Gas prices were also higher, with European national gas up 20%, having surged 93% over the last five days.
Richard Hunter, head of markets at Interactive Investor, said the "practicalities and likelihood" of the US Navy escorting tankers through the Iran-controlled waterway was "questionable".
He continued: "The underlying concerns remain firmly in place. Escalation and duration of the conflict were the main worries, and with the former now in place the length of the troubles will have increasingly indirect impacts."
Kathleen Brooks, research director at XTB, said: "$85 for Brent crude is a key level to watch. If the oil price breaks above this level, then it could open the door to $90 oil, which would be deeply uncomfortable for investors.

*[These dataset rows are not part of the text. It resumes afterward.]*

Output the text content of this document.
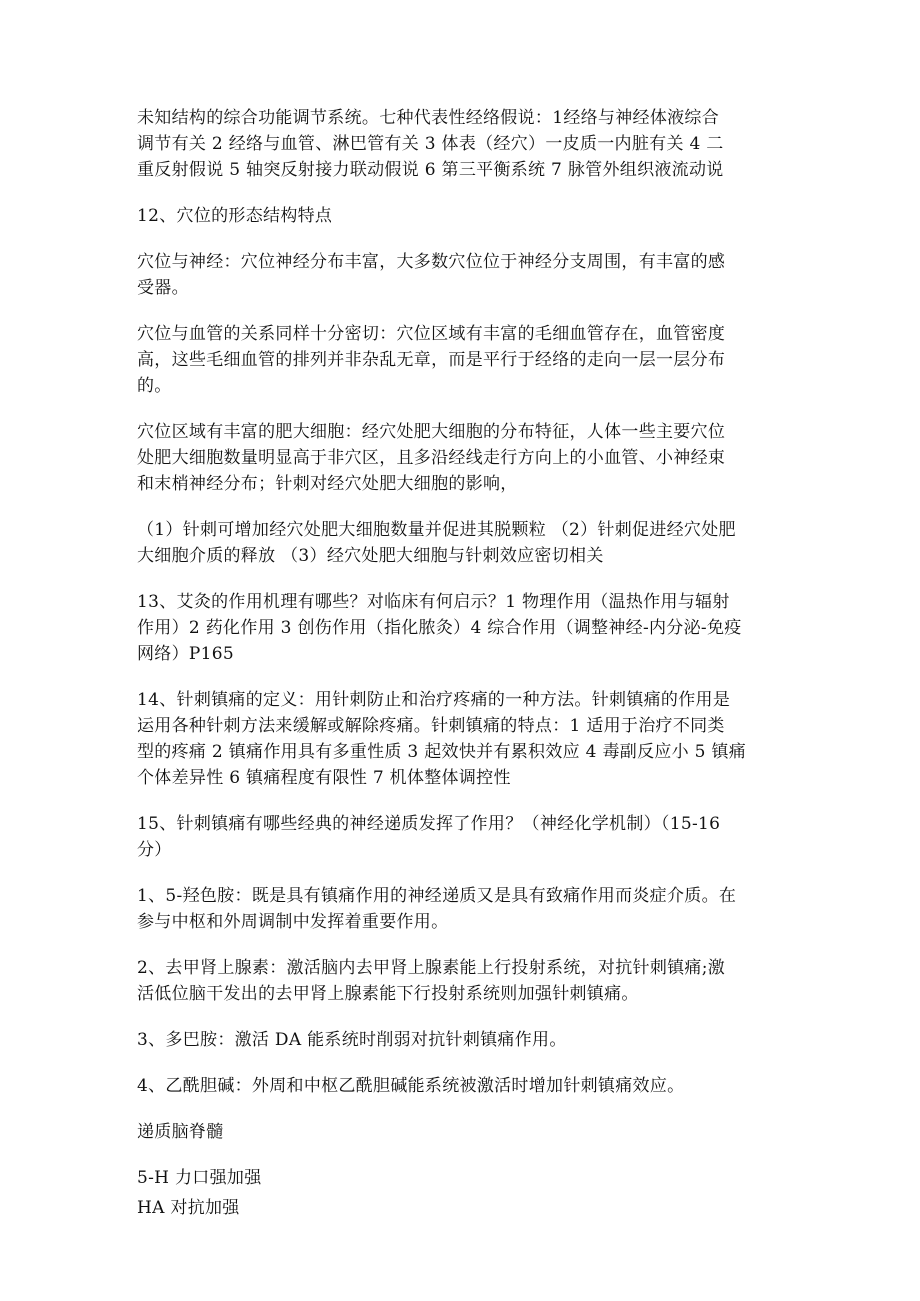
未知结构的综合功能调节系统。七种代表性经络假说：1经络与神经体液综合
调节有关 2 经络与血管、淋巴管有关 3 体表（经穴）一皮质一内脏有关 4 二
重反射假说 5 轴突反射接力联动假说 6 第三平衡系统 7 脉管外组织液流动说
12、穴位的形态结构特点
穴位与神经：穴位神经分布丰富，大多数穴位位于神经分支周围，有丰富的感
受器。
穴位与血管的关系同样十分密切：穴位区域有丰富的毛细血管存在，血管密度
高，这些毛细血管的排列并非杂乱无章，而是平行于经络的走向一层一层分布
的。
穴位区域有丰富的肥大细胞：经穴处肥大细胞的分布特征，人体一些主要穴位
处肥大细胞数量明显高于非穴区，且多沿经线走行方向上的小血管、小神经束
和末梢神经分布；针刺对经穴处肥大细胞的影响，
（1）针刺可增加经穴处肥大细胞数量并促进其脱颗粒 （2）针刺促进经穴处肥
大细胞介质的释放 （3）经穴处肥大细胞与针刺效应密切相关
13、艾灸的作用机理有哪些？对临床有何启示？1 物理作用（温热作用与辐射
作用）2 药化作用 3 创伤作用（指化脓灸）4 综合作用（调整神经-内分泌-免疫
网络）P165
14、针刺镇痛的定义：用针刺防止和治疗疼痛的一种方法。针刺镇痛的作用是
运用各种针刺方法来缓解或解除疼痛。针刺镇痛的特点：1 适用于治疗不同类
型的疼痛 2 镇痛作用具有多重性质 3 起效快并有累积效应 4 毒副反应小 5 镇痛
个体差异性 6 镇痛程度有限性 7 机体整体调控性
15、针刺镇痛有哪些经典的神经递质发挥了作用？（神经化学机制）（15-16
分）
1、5-羟色胺：既是具有镇痛作用的神经递质又是具有致痛作用而炎症介质。在
参与中枢和外周调制中发挥着重要作用。
2、去甲肾上腺素：激活脑内去甲肾上腺素能上行投射系统，对抗针刺镇痛;激
活低位脑干发出的去甲肾上腺素能下行投射系统则加强针刺镇痛。
3、多巴胺：激活 DA 能系统时削弱对抗针刺镇痛作用。
4、乙酰胆碱：外周和中枢乙酰胆碱能系统被激活时增加针刺镇痛效应。
递质脑脊髓
5-H 力口强加强
HA 对抗加强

"There are also growing supply concerns. Iraq has cut production, after some of its facilities were hit, and stress is mounting for energy suppliers across the region.
"While the US remains the world's biggest energy producer, the Middle East is still a vital part of the global energy mix due to the large number of major suppliers. This suggests that risk to energy prices are still to the upside."
Emma Wall, chief investment strategist at Hargreaves Lansdown, said: "A number of oil exporters, including Saudi Arabia, and indeed importers such as China, have reserves outside of the conflict zone, which can provide some buffer, but are finite. Renewable energy sources will also help at the margin. But Hormuz resuming usual trade is essential for asset price normalisation.
"Some investors are questioning whether this triggers a financial crisis: a toxic combination of asset prices collapsing coupled with recession. Fear is understandable. But it is important to stress that a prolonged bear market is not our base case scenario."